Sobre isso, Ana Cecília opina: “A análise estética deve ser feita com os mesmos parâmetros de qualquer outra obra artística de dança. Porém, o trabalho deve ser considerado dentro da perspectiva em que foi desenvolvido, se na arte-educação, na arte-terapia ou como expressão artística de dança. A grande questão é não negar a deficiência, mas também não fazer dela a razão de ser do trabalho artístico”. Antes disso, é importante que público, críticos e até os próprios artistas com deficiência entendam que “o oposto de eficiência não é deficiência, isso é ineficiência”.

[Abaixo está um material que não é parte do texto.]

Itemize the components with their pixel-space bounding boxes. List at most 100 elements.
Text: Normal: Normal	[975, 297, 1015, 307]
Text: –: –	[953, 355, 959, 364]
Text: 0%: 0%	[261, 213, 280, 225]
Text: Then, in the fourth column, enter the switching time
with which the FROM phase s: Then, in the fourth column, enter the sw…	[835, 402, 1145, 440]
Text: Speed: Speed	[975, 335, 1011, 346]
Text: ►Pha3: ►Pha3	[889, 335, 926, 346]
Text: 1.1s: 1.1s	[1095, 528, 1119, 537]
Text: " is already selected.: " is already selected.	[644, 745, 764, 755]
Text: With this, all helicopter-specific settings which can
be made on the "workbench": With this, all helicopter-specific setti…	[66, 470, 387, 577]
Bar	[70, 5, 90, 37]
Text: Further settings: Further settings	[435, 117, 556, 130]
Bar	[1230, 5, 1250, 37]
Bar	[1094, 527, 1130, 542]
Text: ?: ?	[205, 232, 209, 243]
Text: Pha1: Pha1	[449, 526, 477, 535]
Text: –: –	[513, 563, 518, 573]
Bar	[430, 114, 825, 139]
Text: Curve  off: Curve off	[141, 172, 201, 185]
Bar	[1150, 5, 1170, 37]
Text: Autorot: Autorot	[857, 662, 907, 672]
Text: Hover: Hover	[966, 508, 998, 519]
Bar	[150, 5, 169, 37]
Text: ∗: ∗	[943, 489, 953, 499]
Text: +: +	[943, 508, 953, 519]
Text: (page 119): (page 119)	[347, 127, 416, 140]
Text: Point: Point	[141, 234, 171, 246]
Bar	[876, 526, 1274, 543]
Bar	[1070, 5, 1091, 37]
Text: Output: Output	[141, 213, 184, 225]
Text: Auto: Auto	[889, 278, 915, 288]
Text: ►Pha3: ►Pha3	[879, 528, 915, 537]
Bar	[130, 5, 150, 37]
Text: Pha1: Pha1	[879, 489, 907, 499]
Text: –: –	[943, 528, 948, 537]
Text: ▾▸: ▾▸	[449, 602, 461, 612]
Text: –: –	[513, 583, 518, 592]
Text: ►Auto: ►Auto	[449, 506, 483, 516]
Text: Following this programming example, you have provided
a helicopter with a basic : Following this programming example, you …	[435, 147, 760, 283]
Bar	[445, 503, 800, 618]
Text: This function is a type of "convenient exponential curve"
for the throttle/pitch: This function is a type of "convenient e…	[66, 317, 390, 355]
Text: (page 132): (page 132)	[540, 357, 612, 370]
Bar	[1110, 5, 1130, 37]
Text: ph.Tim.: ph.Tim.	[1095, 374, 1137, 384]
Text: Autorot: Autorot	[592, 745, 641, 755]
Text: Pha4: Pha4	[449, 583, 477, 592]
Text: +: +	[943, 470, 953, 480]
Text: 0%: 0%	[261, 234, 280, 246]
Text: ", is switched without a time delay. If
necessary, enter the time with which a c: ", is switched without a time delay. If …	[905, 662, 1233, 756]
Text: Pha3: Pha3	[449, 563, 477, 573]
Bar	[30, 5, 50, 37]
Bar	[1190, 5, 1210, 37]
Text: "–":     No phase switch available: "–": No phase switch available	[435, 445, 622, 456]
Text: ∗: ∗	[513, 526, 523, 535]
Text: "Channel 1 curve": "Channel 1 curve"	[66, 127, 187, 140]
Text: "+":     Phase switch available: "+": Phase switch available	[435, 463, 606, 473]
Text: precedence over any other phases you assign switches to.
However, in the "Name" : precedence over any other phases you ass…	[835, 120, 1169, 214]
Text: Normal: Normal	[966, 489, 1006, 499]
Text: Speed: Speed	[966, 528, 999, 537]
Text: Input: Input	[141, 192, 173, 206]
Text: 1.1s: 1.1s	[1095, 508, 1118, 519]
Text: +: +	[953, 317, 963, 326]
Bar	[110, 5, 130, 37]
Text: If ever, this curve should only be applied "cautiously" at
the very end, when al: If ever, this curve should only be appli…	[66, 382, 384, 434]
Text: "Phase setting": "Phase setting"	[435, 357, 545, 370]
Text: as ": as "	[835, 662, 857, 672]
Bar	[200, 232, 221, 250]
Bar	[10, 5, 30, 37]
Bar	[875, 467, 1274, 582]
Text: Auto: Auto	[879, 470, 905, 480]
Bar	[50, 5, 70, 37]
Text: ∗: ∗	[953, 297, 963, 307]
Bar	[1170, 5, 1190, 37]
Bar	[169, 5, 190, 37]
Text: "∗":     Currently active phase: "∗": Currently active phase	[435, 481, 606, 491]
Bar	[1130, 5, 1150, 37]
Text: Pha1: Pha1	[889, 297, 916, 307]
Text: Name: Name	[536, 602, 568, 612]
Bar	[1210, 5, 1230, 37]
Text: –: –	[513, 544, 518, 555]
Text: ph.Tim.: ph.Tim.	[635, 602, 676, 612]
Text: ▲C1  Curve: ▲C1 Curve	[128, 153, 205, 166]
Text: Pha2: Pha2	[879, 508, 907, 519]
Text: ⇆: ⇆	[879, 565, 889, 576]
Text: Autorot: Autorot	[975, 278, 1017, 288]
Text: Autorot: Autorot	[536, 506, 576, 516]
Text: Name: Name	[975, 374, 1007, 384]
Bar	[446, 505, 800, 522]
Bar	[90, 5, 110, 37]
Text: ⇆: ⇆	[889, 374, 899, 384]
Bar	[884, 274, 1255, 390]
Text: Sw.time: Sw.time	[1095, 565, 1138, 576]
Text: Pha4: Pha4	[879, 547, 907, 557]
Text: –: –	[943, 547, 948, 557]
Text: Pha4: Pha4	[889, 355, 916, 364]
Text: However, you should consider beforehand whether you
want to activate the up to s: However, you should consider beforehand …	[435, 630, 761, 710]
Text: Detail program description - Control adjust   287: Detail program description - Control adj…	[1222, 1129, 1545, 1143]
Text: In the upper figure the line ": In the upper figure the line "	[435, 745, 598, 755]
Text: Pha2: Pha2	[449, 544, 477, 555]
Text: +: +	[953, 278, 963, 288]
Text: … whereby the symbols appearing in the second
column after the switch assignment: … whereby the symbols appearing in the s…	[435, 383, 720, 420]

Fazendo um resgate da história da arte, a pesquisadora explica que “a presença de corpos com deficiência em cena esteve sempre ligada ao exótico, e a permissão para que esse corpo atuasse estava ligada a esse exotismo”. Para reverter esse quadro, os militantes do Movimento Inclusivista têm discutido e proposto, em encontros e congressos, atividades e elaboração de documentos oficiais que possam, num breve futuro, garantir que os artistas profissionais sejam vistos e analisados pela sua arte e não pela sua deficiência, alcançando autonomia e independência. “Muito já foi conquistado, mas ainda há muito o que pesquisar, conversar, vivenciar”, pontua Ana Cecília.
CHRISTIANE GALDINO, jornalista, professora e doutoranda em Antropologia pela UFPE.
SÍLVIO BARRETO, fotógrafo.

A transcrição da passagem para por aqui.